Uptake of osteoblast-derived extracellular vesicles promotes the differentiation of osteoclasts in the zebrafish scale

• Published in: Communications biology Vol. 3; no. 1; p. 190
• Main Authors: Kobayashi-Sun, Jingjing, Yamamori, Shiori, Kondo, Mao, Kuroda, Junpei, Ikegame, Mika, Suzuki, Nobuo, Kitamura, Kei-Ichiro, Hattori, Atsuhiko, Yamaguchi, Masaaki, Kobayashi, Isao
• Format: Journal Article
• Language: English
• Published: England Nature Publishing Group 23.04.2020; Nature Publishing Group UK
• Subjects: Animal Scales - metabolism; Animals; Animals, Genetically Modified; Biology; Bone healing; Bone imaging; Cell culture; Cell Differentiation; Cell interactions; Cell signaling; Cells, Cultured; Danio rerio; Extracellular vesicles; Extracellular Vesicles - genetics; Extracellular Vesicles - metabolism; Extracellular Vesicles - transplantation; Flow cytometry; Fracture Healing; Fractures; Genes, Reporter; Green Fluorescent Proteins - genetics; Green Fluorescent Proteins - metabolism; Luminescent Proteins - genetics; Luminescent Proteins - metabolism; Models, Animal; Molecular modelling; Osteoblastogenesis; Osteoblasts; Osteoblasts - metabolism; Osteoblasts - transplantation; Osteoclastogenesis; Osteoclasts; Osteoclasts - metabolism; Osteogenesis; Red Fluorescent Protein; TRANCE protein; Transplantation; Zebrafish - genetics; Zebrafish - metabolism
• ISSN: 2399-3642; 2399-3642
• DOI: 10.1038/s42003-020-0925-1

Differentiation of osteoclasts (OCs) from hematopoietic cells requires cellular interaction with osteoblasts (OBs).

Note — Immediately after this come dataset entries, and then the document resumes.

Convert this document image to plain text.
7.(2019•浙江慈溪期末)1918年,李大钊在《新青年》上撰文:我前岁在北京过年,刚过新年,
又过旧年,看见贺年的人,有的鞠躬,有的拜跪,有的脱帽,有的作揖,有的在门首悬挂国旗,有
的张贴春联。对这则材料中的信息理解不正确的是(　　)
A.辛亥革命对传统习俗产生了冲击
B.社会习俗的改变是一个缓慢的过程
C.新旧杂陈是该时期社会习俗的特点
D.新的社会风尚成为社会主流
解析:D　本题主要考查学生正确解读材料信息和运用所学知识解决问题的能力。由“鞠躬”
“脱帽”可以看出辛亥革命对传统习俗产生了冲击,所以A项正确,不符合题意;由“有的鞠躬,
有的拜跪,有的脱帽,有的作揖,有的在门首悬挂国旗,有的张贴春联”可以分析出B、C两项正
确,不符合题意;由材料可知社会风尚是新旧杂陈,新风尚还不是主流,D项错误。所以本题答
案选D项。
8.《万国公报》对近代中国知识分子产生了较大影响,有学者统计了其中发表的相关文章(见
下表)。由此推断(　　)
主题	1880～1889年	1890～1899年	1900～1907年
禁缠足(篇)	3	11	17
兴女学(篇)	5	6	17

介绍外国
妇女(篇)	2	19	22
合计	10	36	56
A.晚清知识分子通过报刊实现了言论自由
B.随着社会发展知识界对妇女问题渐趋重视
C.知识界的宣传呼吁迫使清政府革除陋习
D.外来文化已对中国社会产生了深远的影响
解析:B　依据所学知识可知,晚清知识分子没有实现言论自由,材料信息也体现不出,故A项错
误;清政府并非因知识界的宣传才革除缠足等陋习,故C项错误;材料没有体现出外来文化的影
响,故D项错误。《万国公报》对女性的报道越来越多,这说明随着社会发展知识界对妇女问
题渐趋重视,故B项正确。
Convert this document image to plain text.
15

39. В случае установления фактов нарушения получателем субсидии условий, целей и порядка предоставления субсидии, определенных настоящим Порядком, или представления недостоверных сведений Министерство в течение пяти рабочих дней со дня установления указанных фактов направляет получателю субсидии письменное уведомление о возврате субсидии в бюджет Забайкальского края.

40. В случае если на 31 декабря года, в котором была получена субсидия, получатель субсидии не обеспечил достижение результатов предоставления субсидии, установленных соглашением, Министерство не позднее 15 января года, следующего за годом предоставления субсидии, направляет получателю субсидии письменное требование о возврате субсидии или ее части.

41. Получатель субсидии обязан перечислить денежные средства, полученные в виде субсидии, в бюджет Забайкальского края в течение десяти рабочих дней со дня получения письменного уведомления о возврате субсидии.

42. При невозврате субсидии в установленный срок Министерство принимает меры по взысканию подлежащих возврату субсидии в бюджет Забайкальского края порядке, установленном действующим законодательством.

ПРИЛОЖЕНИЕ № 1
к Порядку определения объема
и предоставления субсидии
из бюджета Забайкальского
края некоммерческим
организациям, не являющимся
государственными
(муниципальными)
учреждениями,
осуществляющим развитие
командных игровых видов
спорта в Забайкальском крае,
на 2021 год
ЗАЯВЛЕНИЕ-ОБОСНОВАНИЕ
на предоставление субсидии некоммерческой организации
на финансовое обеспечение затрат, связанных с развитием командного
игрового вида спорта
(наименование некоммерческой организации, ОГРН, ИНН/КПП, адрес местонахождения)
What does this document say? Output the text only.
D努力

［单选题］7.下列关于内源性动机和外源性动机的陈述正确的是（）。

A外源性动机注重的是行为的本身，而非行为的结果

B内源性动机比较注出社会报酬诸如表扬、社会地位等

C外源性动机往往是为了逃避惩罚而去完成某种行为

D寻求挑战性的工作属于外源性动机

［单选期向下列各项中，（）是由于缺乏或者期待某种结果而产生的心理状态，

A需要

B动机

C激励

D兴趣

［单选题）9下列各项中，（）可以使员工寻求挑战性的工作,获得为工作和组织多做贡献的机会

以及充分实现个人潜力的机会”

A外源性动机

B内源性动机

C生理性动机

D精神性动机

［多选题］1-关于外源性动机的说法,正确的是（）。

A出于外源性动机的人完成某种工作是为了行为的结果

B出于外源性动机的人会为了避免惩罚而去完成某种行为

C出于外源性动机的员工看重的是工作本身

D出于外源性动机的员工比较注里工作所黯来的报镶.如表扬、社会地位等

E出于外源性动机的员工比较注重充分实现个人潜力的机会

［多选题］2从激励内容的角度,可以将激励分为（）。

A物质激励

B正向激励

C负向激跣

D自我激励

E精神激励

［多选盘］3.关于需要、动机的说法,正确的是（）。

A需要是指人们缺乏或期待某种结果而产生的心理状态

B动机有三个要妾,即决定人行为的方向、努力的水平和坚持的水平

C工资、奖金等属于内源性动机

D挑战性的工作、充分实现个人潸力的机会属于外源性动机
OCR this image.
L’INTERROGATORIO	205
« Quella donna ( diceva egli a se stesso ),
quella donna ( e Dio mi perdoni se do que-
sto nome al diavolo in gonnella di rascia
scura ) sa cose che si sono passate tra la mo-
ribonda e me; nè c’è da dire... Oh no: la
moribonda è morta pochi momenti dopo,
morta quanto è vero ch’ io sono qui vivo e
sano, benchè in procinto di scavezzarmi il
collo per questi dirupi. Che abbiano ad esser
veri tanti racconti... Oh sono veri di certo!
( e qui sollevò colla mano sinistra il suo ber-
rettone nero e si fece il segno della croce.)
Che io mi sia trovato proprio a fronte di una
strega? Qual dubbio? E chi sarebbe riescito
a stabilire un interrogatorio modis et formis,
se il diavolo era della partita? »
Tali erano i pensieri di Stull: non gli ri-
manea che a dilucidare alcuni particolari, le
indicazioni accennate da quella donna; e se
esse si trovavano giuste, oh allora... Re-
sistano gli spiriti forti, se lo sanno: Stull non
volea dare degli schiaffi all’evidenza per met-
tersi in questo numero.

Due to the difficulty of live-imaging in the bone, however, the cellular and molecular mechanisms underlying intercellular communication involved in OC differentiation are still elusive. Here, we develop a fracture healing model using the scale of trap:GFP; osterix:mCherry transgenic zebrafish to visualize the interaction between OCs and OBs. Transplantation assays followed by flow cytometric analysis reveal that most trap:GFP OCs in the fractured scale are detected in the osterix:mCherry fraction because of uptake of OB-derived extracellular vesicles (EVs). In vivo live-imaging shows that immature OCs actively interact with osterix:mCherry OBs and engulf EVs prior to convergence at the fracture site. In vitro cell culture assays show that OB-derived EVs promote OC differentiation via Rankl signaling. Collectively, these data suggest that EV-mediated intercellular communication with OBs plays an important role in the differentiation of OCs in bone tissue.